Вадим шепнул подполковнику Белову:

— Я ел у нее пирожки с черемухой. Вероятно, после убийства Кости Суглобова.

— Это все сантименты, мой юный друг, — буркнул в ответ Белов, разглядывая кого-то впереди. — Мне что-то не нравится вон тот упитанный мужчина в кожаной куртке, который выкрикнул: «Тебя, стерву, саму надо сжечь в крематории». Какая-то агрессия от него исходит.

— Здесь сейчас от многих агрессия исходит, — ответил Вадим. — У меня, Евгений Геннадьевич, появилось острое желание покинуть данное собрание. Вы как на это смотрите?

— Отрицательно, — ответил Белов, не спуская взгляда с упитанного гражданина в кожаной куртке. — Я бы посоветовал подождать. Тебе пригодится для опыта.

А судья продолжала допрашивать Лопатину:

— Подсудимая, из материалов дела видно, что убийца гражданина Суглобова был одет в черный балахон, черную шапочку-маску со светящимися кругами вокруг глаз. К чему был этот маскарад?

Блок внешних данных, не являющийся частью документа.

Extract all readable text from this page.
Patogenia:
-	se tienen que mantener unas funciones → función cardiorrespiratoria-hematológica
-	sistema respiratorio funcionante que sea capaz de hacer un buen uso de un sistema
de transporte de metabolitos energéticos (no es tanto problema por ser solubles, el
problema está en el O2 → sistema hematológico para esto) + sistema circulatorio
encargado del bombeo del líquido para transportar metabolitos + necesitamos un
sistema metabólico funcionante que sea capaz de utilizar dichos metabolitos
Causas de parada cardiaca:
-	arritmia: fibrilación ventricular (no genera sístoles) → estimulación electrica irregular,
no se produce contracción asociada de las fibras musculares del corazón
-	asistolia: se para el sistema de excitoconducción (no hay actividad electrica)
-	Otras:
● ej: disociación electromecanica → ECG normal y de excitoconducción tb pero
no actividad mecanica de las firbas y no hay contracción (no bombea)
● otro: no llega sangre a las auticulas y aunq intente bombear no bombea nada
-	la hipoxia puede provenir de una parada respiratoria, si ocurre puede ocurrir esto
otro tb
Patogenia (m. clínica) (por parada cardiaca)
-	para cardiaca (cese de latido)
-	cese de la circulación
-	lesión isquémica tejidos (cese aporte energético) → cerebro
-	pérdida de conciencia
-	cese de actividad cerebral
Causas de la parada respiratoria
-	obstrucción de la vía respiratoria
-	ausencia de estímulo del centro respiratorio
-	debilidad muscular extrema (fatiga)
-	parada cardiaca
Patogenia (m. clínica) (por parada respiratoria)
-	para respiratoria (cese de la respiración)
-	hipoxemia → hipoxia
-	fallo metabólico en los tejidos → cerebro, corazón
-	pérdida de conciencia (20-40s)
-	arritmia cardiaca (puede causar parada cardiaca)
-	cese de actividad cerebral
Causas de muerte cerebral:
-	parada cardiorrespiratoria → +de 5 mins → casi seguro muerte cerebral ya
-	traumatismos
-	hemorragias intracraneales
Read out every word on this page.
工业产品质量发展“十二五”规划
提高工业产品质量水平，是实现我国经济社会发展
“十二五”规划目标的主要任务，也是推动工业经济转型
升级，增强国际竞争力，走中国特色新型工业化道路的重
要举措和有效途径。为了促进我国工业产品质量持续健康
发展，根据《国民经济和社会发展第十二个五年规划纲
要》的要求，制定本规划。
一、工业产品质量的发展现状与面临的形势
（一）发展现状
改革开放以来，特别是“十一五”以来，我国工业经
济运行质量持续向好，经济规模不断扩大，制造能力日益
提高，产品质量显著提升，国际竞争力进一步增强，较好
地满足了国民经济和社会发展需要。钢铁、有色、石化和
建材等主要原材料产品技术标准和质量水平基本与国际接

— Для психического воздействия, ваша честь. Я ведь была одна, а наркоманов много. Всякое могло случиться. Вот я и решила их напугать. По-моему, получилось.

— А светящиеся круги?

— Это фосфор, ваша честь. Мой муж любил шалить. Особенно перед Новым годом. Делал маски и разрисовывал их фосфором. В темноте светились. Весело было.

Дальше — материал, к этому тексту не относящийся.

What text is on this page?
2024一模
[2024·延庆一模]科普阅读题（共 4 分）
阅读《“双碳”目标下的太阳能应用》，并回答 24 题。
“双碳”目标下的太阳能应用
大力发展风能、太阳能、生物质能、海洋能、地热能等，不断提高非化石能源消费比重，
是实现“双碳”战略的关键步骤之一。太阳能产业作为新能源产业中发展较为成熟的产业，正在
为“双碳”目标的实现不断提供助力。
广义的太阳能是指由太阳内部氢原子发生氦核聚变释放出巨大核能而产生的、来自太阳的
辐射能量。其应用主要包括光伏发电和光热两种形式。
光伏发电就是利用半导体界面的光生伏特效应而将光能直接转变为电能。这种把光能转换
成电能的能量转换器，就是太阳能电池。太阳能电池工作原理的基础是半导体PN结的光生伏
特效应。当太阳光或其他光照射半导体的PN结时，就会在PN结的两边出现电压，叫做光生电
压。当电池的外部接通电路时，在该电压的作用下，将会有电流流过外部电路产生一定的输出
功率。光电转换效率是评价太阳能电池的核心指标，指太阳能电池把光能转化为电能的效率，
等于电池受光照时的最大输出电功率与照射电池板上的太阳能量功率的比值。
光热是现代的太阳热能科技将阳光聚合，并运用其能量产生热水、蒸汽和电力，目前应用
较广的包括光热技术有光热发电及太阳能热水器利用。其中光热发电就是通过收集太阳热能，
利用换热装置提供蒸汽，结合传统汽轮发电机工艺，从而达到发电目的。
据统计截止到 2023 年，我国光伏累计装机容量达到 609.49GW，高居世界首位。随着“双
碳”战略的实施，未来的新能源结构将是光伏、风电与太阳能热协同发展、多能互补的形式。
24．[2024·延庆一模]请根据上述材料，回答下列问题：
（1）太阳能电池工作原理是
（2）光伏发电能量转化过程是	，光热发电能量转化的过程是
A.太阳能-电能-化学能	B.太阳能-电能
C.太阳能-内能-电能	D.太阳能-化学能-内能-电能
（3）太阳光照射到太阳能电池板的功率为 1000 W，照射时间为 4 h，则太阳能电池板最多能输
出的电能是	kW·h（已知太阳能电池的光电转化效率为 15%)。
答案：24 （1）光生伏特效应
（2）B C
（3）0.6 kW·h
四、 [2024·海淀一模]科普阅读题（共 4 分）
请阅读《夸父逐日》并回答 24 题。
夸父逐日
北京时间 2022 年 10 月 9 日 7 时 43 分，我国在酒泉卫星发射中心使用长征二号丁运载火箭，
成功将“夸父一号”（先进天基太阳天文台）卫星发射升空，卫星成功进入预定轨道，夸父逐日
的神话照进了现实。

— И куда вы спрятали эти «шалости» после преступления? При обыске у вас их не нашли.

— Я их не прятала, ваша честь. И балахон, и черная шапочка в кладовой, в подвале. Там полиция не искала.

— От кого вы узнали о наркопритоне на Рельсовой?

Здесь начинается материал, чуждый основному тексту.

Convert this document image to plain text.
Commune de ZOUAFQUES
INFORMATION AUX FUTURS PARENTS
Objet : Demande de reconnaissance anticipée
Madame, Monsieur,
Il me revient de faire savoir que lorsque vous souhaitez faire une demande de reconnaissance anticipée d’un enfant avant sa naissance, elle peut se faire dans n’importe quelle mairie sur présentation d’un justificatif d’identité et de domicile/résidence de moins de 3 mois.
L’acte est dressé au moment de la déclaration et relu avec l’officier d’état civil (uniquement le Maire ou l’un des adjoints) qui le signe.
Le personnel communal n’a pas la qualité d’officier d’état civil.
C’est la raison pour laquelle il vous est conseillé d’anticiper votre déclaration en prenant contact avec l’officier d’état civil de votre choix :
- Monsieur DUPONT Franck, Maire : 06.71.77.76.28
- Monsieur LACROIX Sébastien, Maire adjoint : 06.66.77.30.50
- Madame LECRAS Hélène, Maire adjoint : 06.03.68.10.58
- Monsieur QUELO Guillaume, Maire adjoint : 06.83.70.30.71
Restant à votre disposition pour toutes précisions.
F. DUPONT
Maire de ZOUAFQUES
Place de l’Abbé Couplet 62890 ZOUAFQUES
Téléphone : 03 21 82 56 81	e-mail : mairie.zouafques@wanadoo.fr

— От одинокой женщины, гулявшей с собачкой. Случайно. Она пожаловалась, что наркоманы житья не дают, а в полицию сообщить боится, опасается мести наркоманов. Слово за слово, я узнала, где эта женщина живет и что квартира-притон рядом с ее квартирой. Да, вспомнила. Марья Ивановна ее звать. В гости приглашала. Славная пожилая женщина. Теперь наркоманы не будут нарушать ее покой.

Откровенные слова подсудимой несли в себе такой заряд неприкрытого зловещего цинизма, что присутствующие в зале просто оцепенели. Многие сочли маньячку психически больной, однако напоминание судьи о вменяемости подсудимой сбивало их с толку. И люди продолжали оставаться на своих местах из простого любопытства — чем же закончится это необычное дело?

— Подсудимая, когда вы открывали газ в наркопритоне, у вас хоть немного шевельнулось чувство жалости к молодым людям, которых вы решили убить? — спросила судья.

— Нет, ваша честь. Чувство жалости во мне не присутствовало. Это же наркоманы.

— Ведьма, гореть тебе в аду! — выкрикнул упитанный гражданин в кожаной куртке, размазывая по лицу слезы.

Судья энергично застучала молотком и предупредила крикуна:

— Гражданин, делаю последнее замечание. Еще раз нарушите порядок — и я удалю вас из зала суда.

Упитанный гражданин что-то зло пробормотал в свое оправдание и, обхватив голову руками, закачался в безмолвном рыдании.

— Подсудимая, по какой причине вы отказывались давать показания на предварительном следствии? — продолжила допрос судья.

— Следователь и прокурор не вернули медальон, ваша честь, — ответила обиженным тоном Лопатина, — я посчитала это несправедливым. Этот медальон дороже мне самой жизни. Я прошу вернуть его. Надеюсь, ваша честь, что вы примете справедливое решение.

— Вы имеете в виду медный медальон со словами «лагерный номер шестьсот тринадцать», обнаруженный следователем на месте вашего преступления?

— Да, ваша честь.

— Суд примет по этому вопросу законное решение, — сухо ответила судья. — У вас есть что дополнить к данным показаниям?

— Нет. Я надеюсь, что за мое честное признание вы удовлетворите мою просьбу и расстреляете меня. Я очень вас прошу!

— Подсудимая, почему вы спешите расстаться с жизнью? — не сдержала удивления судья. — В вас пробудилась совесть? Может, вам стало жаль страдающих по вашей вине родственников убитых вами молодых людей?

После короткого молчания Лопатина твердо ответила:

— Ваша честь, я полностью признала свою вину, но в своих поступках не раскаиваюсь. Если бы мне представилась возможность совершить все заново, я бы сделала все так же.

Судья спросила, а подсудимая ответила. Но этот момент оказался последней каплей в терпении несчастного отца, страдающего от потери единственного, любимого сына, хотя и наркомана. Кому не понятно родительское чувство к родному чаду, будь оно хоть трижды порочно!

Все последующее произошло в считанные секунды.